Senator Ted Cruz (R-Texas) on Friday said he supported local jobs but would not commit to opposing Union Pacific's efforts to scrap its 150-year-old contract with Palestine. The move would cost the city 65 jobs averaging $65,000 a year.
In an interview with the Herald-Press following a meeting with local business leaders, Cruz pledged to listen to both sides and follow the law. Under current law, however, UP and other railroads nationwide have prevailed in their battles against local communities.
“I'm emphatic about maintaining and saving local jobs,” Cruz said at Verabank in Palestine. “I have people in my East Texas office working with local leaders to help save jobs.”
When pressed again by the Herald-Press for an answer, however, Cruz would not commit his support for Palestine and Anderson County in their case against the railroad.
U.S. Rep.
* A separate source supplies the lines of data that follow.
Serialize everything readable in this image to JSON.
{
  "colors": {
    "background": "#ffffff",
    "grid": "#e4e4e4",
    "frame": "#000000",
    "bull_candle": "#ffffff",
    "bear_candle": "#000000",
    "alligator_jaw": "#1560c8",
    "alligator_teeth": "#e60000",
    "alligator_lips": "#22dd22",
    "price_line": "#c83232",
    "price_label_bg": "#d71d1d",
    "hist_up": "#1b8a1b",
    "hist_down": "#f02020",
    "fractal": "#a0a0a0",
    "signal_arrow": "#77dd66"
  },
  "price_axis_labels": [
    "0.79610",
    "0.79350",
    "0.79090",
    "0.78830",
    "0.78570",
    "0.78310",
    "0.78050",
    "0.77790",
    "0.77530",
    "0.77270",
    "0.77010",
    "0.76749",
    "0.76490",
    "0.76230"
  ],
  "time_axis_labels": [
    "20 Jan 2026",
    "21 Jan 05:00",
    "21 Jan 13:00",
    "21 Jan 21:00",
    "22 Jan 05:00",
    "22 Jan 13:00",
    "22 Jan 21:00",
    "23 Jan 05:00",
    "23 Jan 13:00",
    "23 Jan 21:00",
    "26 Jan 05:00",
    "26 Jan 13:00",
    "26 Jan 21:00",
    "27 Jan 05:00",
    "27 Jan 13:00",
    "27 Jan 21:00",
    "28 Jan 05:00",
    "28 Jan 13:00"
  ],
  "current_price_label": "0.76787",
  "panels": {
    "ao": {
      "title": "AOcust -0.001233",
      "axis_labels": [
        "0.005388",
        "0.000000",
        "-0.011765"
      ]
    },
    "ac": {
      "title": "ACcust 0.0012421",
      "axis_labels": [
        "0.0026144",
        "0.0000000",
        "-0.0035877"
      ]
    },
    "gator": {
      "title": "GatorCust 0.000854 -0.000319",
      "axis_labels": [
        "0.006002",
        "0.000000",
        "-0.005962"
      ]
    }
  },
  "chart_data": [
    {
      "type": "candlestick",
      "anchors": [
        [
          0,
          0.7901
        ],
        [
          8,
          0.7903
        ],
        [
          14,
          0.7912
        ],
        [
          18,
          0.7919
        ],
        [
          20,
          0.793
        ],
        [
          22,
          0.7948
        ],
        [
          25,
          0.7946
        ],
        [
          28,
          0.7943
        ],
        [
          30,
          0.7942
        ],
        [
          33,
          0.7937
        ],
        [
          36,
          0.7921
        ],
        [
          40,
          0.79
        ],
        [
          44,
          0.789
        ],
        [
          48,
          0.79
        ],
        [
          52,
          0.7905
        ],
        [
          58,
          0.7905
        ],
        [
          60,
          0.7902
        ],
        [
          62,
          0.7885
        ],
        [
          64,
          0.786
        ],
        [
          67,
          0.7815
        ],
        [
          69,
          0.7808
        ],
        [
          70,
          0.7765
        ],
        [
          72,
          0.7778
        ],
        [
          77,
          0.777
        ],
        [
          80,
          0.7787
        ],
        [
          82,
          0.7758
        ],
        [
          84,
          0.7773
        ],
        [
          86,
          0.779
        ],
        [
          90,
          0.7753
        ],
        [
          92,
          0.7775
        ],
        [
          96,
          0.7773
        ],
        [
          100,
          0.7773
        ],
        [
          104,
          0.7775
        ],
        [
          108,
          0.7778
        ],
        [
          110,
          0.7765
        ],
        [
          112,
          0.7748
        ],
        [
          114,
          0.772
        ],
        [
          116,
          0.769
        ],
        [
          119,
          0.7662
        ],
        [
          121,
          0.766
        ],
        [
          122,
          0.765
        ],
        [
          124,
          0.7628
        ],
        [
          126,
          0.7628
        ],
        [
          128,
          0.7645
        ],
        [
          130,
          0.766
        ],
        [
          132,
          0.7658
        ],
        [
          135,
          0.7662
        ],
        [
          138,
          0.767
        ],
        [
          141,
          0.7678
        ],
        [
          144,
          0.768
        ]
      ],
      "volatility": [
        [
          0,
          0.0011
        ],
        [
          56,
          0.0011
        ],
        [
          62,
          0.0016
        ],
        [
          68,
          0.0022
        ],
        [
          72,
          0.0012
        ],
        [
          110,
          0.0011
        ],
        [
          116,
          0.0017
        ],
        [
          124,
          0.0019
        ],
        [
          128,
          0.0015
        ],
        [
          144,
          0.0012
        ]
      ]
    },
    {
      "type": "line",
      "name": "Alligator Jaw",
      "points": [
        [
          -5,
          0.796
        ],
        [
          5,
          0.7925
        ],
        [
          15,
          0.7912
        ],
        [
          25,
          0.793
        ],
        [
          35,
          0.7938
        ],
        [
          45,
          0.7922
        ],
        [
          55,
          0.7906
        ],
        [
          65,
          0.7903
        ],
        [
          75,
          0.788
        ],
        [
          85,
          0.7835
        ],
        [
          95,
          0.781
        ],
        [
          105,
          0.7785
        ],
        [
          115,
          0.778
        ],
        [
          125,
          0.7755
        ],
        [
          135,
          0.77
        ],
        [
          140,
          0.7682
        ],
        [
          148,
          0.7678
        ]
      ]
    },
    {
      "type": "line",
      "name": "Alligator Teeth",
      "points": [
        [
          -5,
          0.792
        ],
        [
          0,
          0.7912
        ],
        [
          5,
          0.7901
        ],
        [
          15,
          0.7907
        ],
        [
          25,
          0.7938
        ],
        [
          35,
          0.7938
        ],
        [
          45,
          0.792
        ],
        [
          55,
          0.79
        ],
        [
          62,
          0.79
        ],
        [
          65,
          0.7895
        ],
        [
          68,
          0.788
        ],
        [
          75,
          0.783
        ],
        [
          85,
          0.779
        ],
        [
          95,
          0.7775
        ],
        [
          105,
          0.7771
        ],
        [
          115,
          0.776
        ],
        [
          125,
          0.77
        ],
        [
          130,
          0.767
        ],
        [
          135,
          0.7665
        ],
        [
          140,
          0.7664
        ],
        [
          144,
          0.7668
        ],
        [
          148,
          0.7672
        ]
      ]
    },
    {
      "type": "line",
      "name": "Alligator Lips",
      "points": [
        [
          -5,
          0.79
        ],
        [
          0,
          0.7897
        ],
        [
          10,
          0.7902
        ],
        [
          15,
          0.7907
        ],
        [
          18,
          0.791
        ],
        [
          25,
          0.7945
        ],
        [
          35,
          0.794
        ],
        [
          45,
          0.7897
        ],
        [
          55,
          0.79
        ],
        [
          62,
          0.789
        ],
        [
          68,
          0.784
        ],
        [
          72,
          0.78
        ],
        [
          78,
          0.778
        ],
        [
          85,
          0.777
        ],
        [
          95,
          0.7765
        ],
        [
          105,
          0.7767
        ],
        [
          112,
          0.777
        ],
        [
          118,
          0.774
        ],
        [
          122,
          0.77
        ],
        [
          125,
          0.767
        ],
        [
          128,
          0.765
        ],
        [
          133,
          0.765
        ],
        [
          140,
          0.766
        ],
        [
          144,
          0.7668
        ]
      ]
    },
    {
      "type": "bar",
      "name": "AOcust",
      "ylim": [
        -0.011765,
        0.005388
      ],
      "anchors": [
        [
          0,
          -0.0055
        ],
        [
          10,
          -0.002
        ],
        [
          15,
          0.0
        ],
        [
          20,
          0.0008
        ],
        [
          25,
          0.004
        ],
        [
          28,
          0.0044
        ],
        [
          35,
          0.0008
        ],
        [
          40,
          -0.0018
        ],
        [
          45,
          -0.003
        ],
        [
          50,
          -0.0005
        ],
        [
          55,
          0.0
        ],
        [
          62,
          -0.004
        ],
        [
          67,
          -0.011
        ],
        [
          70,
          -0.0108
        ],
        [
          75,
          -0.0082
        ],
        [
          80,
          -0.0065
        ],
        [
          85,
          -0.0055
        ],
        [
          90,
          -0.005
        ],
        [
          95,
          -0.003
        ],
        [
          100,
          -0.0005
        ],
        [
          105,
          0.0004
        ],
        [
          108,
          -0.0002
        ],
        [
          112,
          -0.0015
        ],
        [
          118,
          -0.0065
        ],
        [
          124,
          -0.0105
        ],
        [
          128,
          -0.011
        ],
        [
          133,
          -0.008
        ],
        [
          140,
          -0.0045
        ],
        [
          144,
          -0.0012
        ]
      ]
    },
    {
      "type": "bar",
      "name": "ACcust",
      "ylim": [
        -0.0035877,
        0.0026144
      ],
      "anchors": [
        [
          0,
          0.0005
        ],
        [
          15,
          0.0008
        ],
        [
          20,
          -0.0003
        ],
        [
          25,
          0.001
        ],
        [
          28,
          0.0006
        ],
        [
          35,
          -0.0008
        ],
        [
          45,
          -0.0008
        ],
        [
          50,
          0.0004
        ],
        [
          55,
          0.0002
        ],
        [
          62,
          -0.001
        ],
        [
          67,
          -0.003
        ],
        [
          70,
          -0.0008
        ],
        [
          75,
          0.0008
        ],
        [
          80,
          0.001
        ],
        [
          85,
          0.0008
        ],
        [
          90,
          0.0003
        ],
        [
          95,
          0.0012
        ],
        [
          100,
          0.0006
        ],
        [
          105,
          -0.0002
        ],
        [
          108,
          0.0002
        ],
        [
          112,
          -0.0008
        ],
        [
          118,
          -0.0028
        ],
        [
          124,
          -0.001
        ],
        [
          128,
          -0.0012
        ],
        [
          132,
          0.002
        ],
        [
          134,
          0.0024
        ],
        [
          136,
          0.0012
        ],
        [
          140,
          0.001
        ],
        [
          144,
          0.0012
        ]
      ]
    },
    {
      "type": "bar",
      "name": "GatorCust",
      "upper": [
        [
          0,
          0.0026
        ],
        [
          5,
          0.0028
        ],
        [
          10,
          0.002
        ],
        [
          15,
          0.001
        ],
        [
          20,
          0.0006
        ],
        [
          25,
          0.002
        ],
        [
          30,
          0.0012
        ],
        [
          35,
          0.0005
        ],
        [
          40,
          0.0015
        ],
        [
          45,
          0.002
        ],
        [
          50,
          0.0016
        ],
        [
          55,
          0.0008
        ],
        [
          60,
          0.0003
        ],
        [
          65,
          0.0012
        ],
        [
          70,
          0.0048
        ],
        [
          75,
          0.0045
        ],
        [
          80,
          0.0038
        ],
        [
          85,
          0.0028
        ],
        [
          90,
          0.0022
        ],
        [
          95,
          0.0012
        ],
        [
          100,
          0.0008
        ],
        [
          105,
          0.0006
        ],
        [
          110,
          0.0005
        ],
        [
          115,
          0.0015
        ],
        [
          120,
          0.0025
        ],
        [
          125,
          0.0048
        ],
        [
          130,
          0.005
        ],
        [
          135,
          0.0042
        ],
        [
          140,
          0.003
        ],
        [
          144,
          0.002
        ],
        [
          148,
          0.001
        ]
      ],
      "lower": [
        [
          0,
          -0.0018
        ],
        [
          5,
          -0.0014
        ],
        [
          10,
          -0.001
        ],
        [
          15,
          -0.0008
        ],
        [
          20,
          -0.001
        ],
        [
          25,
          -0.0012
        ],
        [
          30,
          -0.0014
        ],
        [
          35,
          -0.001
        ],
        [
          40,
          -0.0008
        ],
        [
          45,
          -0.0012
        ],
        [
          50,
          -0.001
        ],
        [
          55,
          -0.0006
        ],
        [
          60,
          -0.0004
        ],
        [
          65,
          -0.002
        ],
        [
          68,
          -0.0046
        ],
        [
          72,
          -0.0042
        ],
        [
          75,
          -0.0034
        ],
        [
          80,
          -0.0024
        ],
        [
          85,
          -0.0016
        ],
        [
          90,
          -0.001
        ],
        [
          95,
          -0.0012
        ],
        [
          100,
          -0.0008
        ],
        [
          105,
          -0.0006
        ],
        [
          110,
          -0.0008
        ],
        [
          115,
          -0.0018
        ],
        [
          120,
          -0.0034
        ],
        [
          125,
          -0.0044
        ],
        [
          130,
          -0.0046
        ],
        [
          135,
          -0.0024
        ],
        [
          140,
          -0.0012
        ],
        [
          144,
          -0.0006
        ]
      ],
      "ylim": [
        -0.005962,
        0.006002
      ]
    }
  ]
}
Lance Gooden (R.-Terrell) has strongly backed the city's and county's case against the railroad, which claims it has the right to abrogate the contract to maintain operational efficiencies.
In November, UP filed suit against the city in an effort to dissolve its 150-year-old contract, guaranteeing a presence in Palestine, and a number of local jobs.
Under their current contract, UP officials must employ roughly 65 local workers at the Palestine yard. If Palestine loses its court battle against the railroad giant, those jobs would disappear, causing a nearly $5 million impact on the local economy.
In town to watch his former campaign manager, Willie T. Langston receive the Distinguished Alumnus award from the Palestine High School Alumni Association, Cruz met with local leaders and business owners about Palestine's economic development.
“The senator has a lot of area to cover in Texas,” Mayor Steve Presley told the Herald-Press. “It's impressive for him to listen to rural business leaders in Palestine. It shows us that our conservative, rural values are important.”
Former Texas Secretary of Agriculture Todd Staples agreed.
“It means a lot to the entire community that Senator Cruz would take time out of his schedule for this,” he said. “We're glad he took the time to discuss economic development, and how to grow the region.”